これ以上、彼女の可愛い姿をみてしまうと、レジャー施設に入る前に体力が尽きてしまう。炎天下の中、体力を失ってしまえば後は干からびる運命が待っている。
そう考え、なるべく体力を温存すべく呼吸を整えるのだが……。
「相川君。手を繋いでもいいですか?」
渡辺さんは甘えるように手を見せると微笑みかけてきた。
「勿論、大丈夫だよ」
内心では警鐘が鳴り響いているのだが、付き合う前も度々繋いでいたので、いまさら断れるわけもない。
冷静に、心臓を宥めに掛かる俺。過去に経験済みのことならば対処することはできる。
これ以上、何事も起きなければ……。
「えへへへ、やはり想いが通じてからの方が嬉しいです。私、ドキドキしていますよ」
至近距離から、可愛い笑顔で可愛い台詞を告げられ、俺は咄嗟に彼女から顔を逸らした。
「どうか、されたんですか?」
渡辺さんは訝しむと、俺の顔を覗こうと身体を寄せてくる。身体が触れ、彼女の温もりが感じられる。

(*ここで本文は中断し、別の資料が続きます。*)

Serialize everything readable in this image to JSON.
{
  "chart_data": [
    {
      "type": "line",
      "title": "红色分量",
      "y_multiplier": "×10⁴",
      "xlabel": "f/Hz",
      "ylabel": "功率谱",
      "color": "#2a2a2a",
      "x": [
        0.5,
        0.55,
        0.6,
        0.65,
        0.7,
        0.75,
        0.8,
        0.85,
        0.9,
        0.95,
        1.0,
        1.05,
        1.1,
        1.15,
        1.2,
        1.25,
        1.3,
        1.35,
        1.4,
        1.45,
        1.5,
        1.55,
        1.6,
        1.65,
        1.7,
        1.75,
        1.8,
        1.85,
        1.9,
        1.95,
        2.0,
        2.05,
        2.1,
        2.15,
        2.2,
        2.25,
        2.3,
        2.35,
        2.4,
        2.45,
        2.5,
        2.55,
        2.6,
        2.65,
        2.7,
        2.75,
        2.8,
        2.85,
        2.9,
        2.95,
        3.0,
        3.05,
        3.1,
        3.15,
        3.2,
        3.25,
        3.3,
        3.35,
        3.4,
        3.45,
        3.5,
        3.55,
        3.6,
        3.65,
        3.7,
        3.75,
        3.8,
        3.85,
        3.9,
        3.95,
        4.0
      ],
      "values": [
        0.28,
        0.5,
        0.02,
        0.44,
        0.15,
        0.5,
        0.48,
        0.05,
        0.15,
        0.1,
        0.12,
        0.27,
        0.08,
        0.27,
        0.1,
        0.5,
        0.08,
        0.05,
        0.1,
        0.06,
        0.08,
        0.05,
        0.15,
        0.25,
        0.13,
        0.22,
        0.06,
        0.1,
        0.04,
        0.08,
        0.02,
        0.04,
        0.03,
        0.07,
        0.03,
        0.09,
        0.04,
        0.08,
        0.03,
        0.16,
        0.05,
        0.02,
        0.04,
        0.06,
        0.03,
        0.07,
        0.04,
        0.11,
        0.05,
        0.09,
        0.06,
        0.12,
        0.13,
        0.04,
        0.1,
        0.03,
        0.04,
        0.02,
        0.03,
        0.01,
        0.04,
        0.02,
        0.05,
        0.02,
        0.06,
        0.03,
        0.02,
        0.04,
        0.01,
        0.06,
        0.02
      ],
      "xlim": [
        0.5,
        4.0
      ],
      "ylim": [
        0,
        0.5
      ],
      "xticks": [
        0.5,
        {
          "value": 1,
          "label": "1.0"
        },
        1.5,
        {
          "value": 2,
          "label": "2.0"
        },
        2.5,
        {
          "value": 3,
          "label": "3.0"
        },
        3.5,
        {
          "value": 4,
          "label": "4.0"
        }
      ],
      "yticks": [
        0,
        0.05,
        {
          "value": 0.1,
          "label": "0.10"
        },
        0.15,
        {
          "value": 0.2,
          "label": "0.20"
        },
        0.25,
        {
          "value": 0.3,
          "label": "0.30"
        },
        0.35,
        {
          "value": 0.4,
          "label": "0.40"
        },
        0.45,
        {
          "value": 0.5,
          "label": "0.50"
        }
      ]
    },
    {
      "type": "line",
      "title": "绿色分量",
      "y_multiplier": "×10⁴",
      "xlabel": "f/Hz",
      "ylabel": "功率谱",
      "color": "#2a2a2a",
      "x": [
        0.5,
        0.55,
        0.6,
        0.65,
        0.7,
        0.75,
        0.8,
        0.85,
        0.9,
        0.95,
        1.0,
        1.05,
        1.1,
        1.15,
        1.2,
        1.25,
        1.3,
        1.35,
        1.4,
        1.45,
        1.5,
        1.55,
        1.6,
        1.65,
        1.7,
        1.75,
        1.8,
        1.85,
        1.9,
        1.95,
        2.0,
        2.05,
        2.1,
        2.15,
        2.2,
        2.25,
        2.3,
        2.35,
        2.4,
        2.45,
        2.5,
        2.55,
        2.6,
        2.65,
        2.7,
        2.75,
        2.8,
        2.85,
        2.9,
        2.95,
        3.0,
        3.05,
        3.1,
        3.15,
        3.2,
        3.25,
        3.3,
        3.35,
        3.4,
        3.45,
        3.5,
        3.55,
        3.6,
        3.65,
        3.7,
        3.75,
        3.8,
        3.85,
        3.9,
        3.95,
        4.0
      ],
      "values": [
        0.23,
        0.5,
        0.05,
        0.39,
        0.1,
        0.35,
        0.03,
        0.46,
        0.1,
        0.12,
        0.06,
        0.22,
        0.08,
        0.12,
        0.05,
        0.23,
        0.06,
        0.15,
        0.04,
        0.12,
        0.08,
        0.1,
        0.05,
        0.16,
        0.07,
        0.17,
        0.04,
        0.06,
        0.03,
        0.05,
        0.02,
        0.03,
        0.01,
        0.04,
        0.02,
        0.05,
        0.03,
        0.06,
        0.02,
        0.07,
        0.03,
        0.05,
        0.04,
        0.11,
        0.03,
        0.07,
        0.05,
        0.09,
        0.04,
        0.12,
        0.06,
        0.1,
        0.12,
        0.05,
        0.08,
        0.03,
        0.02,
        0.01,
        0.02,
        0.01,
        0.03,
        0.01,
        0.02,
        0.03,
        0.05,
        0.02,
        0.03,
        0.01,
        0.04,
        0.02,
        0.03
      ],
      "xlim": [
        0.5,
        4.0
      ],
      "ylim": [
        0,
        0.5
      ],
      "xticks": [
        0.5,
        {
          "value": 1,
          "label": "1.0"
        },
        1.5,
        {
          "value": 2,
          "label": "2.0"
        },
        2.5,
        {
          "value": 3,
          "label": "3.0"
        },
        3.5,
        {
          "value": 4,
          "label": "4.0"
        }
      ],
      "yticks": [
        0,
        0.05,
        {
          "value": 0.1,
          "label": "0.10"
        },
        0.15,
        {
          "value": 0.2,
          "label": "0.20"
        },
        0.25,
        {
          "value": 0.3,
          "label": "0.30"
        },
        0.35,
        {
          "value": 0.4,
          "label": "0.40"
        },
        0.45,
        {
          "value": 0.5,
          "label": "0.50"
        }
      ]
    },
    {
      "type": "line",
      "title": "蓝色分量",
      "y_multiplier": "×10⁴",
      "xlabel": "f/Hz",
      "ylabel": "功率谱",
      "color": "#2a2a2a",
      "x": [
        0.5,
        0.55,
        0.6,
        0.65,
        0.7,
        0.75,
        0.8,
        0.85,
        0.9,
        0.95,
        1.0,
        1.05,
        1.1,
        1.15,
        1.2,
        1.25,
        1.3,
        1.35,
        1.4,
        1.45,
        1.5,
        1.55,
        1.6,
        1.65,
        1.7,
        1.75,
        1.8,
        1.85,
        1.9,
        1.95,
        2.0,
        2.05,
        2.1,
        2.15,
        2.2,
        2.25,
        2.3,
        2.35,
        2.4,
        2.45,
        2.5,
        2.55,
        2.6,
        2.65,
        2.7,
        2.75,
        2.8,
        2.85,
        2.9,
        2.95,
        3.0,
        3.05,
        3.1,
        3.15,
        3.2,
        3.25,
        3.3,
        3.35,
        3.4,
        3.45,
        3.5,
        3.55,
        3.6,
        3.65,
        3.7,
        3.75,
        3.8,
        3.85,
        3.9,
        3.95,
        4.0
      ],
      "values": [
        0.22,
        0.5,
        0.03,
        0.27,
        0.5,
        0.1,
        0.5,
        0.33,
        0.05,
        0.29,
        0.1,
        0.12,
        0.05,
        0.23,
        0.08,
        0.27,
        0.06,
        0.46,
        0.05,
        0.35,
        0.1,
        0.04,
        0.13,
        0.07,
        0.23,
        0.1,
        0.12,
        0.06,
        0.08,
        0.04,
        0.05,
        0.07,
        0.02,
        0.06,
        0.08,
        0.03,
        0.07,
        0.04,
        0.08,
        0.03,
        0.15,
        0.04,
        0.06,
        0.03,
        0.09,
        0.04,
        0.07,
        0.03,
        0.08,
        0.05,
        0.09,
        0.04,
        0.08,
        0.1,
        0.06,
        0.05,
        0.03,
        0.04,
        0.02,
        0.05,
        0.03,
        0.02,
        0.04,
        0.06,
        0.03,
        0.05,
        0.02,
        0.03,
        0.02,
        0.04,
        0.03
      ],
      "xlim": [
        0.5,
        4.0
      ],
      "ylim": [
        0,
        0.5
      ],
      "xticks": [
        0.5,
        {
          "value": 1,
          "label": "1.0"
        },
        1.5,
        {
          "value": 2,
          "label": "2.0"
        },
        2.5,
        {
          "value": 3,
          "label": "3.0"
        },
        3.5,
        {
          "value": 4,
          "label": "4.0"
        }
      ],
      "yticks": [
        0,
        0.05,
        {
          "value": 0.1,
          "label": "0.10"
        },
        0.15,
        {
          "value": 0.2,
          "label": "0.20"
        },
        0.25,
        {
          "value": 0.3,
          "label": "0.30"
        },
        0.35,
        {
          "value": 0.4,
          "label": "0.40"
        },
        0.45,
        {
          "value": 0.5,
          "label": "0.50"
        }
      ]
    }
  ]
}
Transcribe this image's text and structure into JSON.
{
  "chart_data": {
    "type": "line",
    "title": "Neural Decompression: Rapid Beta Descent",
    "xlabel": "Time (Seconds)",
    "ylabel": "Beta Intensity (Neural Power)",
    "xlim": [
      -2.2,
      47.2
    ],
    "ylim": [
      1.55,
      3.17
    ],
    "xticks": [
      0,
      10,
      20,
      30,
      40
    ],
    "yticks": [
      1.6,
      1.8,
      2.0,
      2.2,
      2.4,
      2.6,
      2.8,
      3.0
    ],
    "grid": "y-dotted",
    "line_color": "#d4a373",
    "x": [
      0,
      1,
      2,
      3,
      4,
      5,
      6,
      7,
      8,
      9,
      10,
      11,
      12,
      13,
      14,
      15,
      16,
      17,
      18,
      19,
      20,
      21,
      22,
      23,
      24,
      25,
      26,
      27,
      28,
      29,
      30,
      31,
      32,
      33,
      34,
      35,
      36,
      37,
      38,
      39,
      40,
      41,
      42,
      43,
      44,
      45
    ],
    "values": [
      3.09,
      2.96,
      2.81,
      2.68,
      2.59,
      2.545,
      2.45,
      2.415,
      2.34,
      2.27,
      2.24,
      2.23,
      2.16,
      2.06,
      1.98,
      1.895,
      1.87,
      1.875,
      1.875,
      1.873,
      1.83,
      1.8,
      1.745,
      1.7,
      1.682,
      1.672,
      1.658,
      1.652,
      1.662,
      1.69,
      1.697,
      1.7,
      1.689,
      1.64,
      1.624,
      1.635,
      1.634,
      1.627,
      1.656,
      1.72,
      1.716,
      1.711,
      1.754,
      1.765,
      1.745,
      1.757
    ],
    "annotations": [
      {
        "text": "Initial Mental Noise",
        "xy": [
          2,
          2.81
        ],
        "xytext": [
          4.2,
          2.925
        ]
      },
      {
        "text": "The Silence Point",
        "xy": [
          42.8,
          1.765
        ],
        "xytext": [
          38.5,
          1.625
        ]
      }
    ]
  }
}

「ちょっと、くらっときただけだから。泳げば治ると思うから……」
「無理しないでくださいね。私、相川君と過ごせる今日を楽しみにしてきましたが、相川君の体調が最優先ですから」
心配そうな顔をでさらに俺を追い込む渡辺さん。俺がこんな調子なのは、あなたが可愛すぎるからだと告げてみたい。
天然ゆえに、次々とクリティカルな攻撃を繰り出す彼女に、
「ありがとう。そろそろ入場しようか」
これ以上のダメージを受ける前に、入場をうながすのだった。